Housing as biggest asset
The last posting discussed mistakes encouraged by the “most people’s largest investment” myth. To some extent those mistakes originate from confusing the verb form, invest, with the noun form, investment. Compound that confusion with mistaken beliefs about sunk cost, and the result is plenty of room for mistakes. With the second myth that “houses are most people’s largest asset,” there is no verb form. Yet, the mistakes the second myth create dwarf the first.
In fact, this “largest asset” myth was a major contributor to the recent financial collapse and the current slow recovery from the recession. Keep in mind that almost everyone’s largest asset isn’t their house; it’s their future income stream. But, everyone seemed to have forgotten that little fact. Banks wrote mortgages based on home prices, ignoring the largest asset of the borrower: their income. Borrowers leveraged up their largest asset, future income, to acquire an asset with a largely fixed return, a place to live, essentially guaranteeing that their capital would not contribute to income growth.
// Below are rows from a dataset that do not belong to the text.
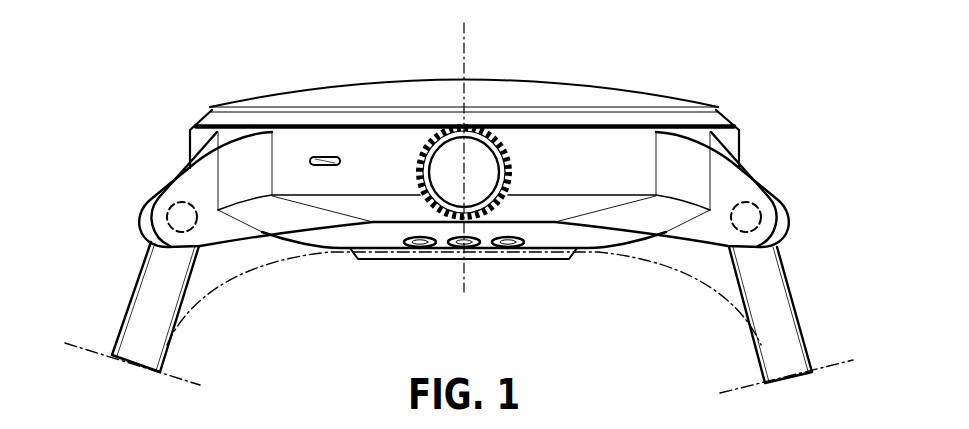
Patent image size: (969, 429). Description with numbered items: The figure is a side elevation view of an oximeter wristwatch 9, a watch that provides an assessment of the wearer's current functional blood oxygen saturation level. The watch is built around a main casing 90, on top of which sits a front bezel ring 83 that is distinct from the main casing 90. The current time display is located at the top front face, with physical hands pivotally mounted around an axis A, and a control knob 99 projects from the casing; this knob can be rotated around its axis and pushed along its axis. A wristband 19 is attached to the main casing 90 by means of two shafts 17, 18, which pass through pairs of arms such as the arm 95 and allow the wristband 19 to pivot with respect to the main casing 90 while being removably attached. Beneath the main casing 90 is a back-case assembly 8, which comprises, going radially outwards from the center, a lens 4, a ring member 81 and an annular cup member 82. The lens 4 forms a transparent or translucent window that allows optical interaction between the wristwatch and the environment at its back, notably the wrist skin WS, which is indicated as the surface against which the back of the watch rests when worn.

The lens 4 is at (430, 260).
The back-case assembly 8 is at (464, 320).
The oximeter wristwatch 9 is at (760, 83).
The shaft 17 is at (182, 217).
The shaft 18 is at (746, 217).
The wristband 19 is at (127, 312).
The ring member 81 is at (570, 259).
The annular cup member 82 is at (613, 231).
The front bezel ring 83 is at (207, 117).
The main casing 90 is at (290, 176).
The arm 95 is at (762, 185).
The control knob 99 is at (487, 127).
The axis A is at (462, 47).
The wrist skin WS is at (200, 293).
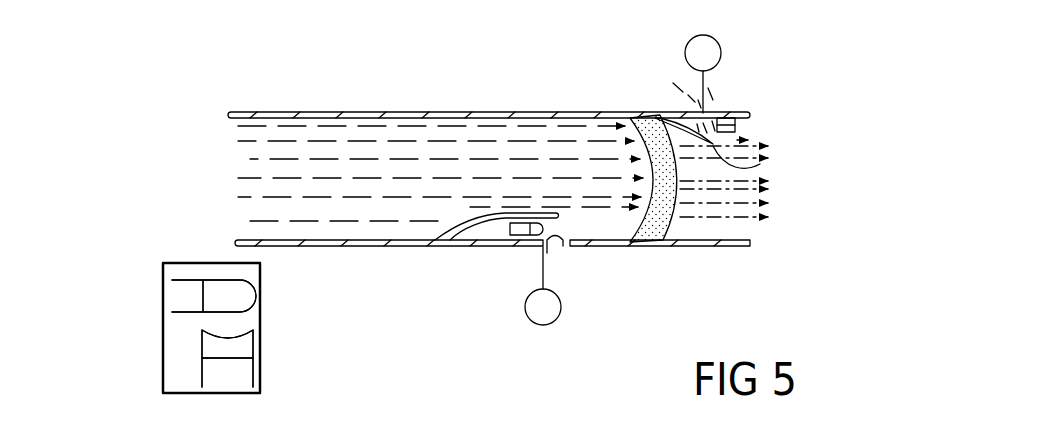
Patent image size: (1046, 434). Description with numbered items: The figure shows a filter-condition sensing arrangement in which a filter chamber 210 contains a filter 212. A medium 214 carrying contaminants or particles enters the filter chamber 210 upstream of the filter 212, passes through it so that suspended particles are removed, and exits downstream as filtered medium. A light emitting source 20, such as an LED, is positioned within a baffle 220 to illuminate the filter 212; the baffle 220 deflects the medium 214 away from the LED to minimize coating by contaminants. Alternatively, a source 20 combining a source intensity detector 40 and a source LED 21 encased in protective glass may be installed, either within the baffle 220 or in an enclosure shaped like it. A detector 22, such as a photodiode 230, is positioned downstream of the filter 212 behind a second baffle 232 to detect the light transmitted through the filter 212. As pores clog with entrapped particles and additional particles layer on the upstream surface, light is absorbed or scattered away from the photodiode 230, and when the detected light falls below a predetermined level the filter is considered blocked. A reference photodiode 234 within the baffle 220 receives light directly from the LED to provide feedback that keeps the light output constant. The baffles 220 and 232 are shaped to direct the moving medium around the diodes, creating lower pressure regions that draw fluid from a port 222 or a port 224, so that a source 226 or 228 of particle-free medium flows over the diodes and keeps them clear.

The light emitting source 20 is at (520, 263).
The source LED 21 is at (161, 284).
The detector 22 is at (798, 138).
The source intensity detector 40 is at (185, 357).
The filter chamber 210 is at (735, 237).
The filter 212 is at (661, 228).
The medium 214 is at (395, 167).
The baffle 220 is at (530, 215).
The port 222 is at (570, 247).
The port 224 is at (713, 112).
The source of particle free medium 226 is at (562, 303).
The source of particle free medium 228 is at (686, 53).
The photodiode 230 is at (737, 122).
The second baffle 232 is at (760, 164).
The reference photodiode 234 is at (245, 344).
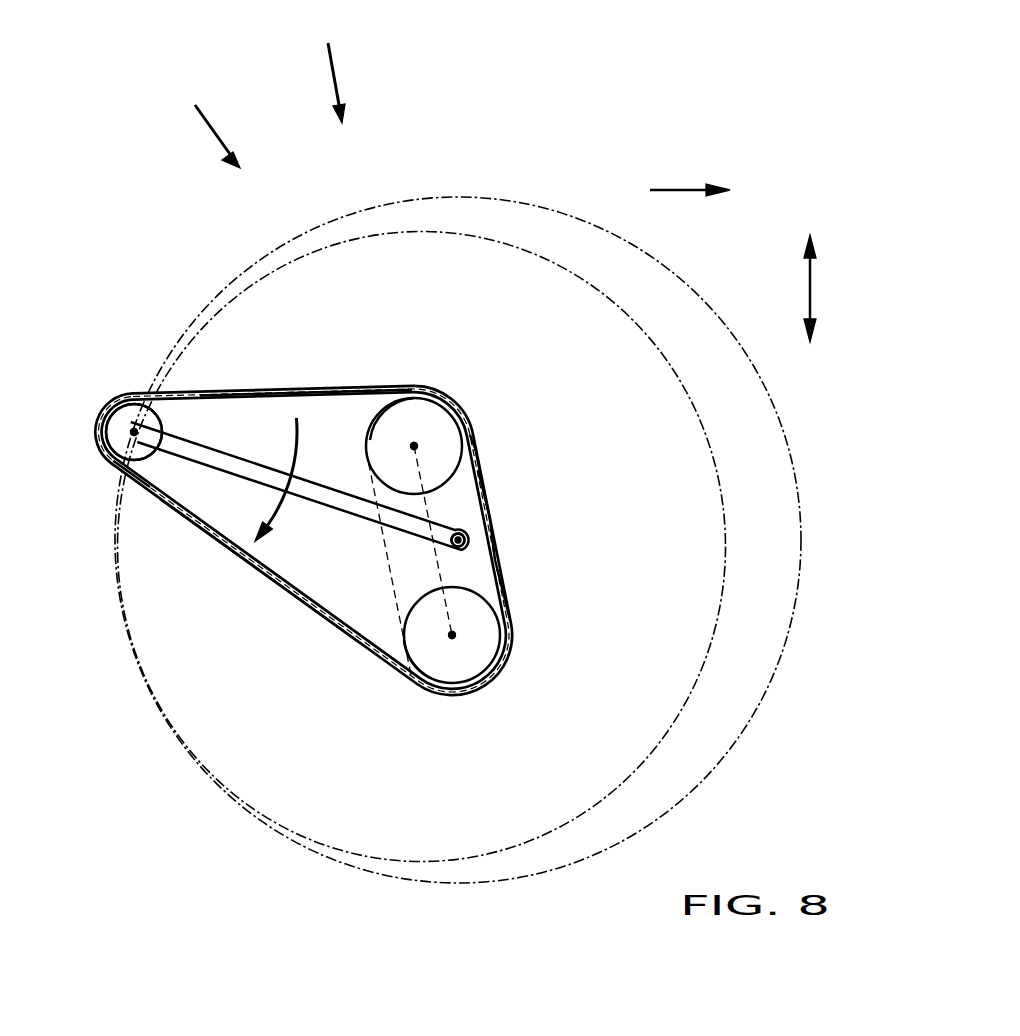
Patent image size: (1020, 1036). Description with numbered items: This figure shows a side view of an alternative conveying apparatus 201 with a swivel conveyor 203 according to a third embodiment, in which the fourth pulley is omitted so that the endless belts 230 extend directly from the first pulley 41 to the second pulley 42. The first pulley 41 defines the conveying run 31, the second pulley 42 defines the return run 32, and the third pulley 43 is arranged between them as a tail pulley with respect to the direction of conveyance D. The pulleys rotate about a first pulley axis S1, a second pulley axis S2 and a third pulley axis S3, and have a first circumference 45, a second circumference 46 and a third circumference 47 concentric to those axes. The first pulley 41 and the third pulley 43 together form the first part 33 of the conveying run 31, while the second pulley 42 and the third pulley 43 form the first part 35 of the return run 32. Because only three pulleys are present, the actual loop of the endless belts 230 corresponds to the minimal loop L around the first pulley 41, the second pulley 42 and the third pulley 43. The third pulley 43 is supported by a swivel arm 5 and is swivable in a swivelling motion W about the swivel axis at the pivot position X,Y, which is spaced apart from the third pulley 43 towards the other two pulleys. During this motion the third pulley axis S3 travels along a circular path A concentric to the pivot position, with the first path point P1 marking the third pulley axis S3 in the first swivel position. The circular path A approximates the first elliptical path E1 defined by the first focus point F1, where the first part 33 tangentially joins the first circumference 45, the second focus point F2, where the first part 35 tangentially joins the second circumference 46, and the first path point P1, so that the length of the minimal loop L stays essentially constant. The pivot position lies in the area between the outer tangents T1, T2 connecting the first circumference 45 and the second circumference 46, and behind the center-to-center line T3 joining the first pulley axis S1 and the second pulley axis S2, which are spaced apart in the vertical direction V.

The conveying apparatus 201 is at (201, 120).
The swivel conveyor 203 is at (335, 69).
The circular path A is at (497, 198).
The direction of conveyance D is at (690, 177).
The vertical direction V is at (824, 288).
The first elliptical path E1 is at (207, 312).
The first part of the conveying run 33 is at (265, 392).
The conveying run 31 is at (322, 392).
The return run 32 is at (308, 603).
The first part of the return run 35 is at (227, 547).
The endless belts 230 is at (168, 500).
The first circumference 45 is at (476, 436).
The second circumference 46 is at (508, 617).
The third pulley 43 is at (107, 403).
The third circumference 47 is at (157, 404).
The third pulley axis S3 is at (133, 432).
The first path point P1 is at (108, 459).
The first pulley 41 is at (430, 427).
The first focus point F1 is at (415, 399).
The first pulley axis S1 is at (412, 447).
The second pulley 42 is at (478, 648).
The second pulley axis S2 is at (452, 640).
The second focus point F2 is at (413, 673).
The outer tangent T1 is at (393, 574).
The swivel arm 5 is at (328, 508).
The swivel axis and pivot position X,Y is at (487, 531).
The minimal loop L is at (497, 558).
The center-to-center line T3 is at (450, 493).
The outer tangent T2 is at (487, 508).
The swivelling motion W is at (276, 488).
The mischief the “largest asset” myth encourages doesn’t end there. For example, it is now very trendy to discuss rational defaults for underwater mortgages without any reference to the default’s impact on a person’s largest asset. There is no doubt that a default is a quick way to shrink a balance sheet. It eliminates a big asset and a big liability, and, for an underwater mortgage, reduces the negative that “underwater” implies.
It reduces leverage, but unless there isn’t any other debt, it’s no guarantee of a solution to overleverage. It influences other assets’ values, most importantly future income. It has an impact on future income in a number of ways. First, it can affect employment prospects. Second, it can create the need for income to cover new expenses. For example, it increases the interest rate on other loans, not to mention their very availability. Further, the return from the asset, a place to live, has been eliminated. The cash flow effects can, over time, eliminate the initial impact of eliminating the asset and liability.
What makes sense is to put the size of the asset in proper context. The asset may be big and the liability may be big. However, it is almost never bigger that the value of future earnings.
Whether acquiring the housing asset made sense in the first place is more important than asset size. Generally, if the house made sense to purchase in the first place given income and the rest of the balance sheet, it is unlikely a default suddenly makes sense (unless something besides house prices also changed). If the home purchase never made sense in the first place, default is probably inevitable.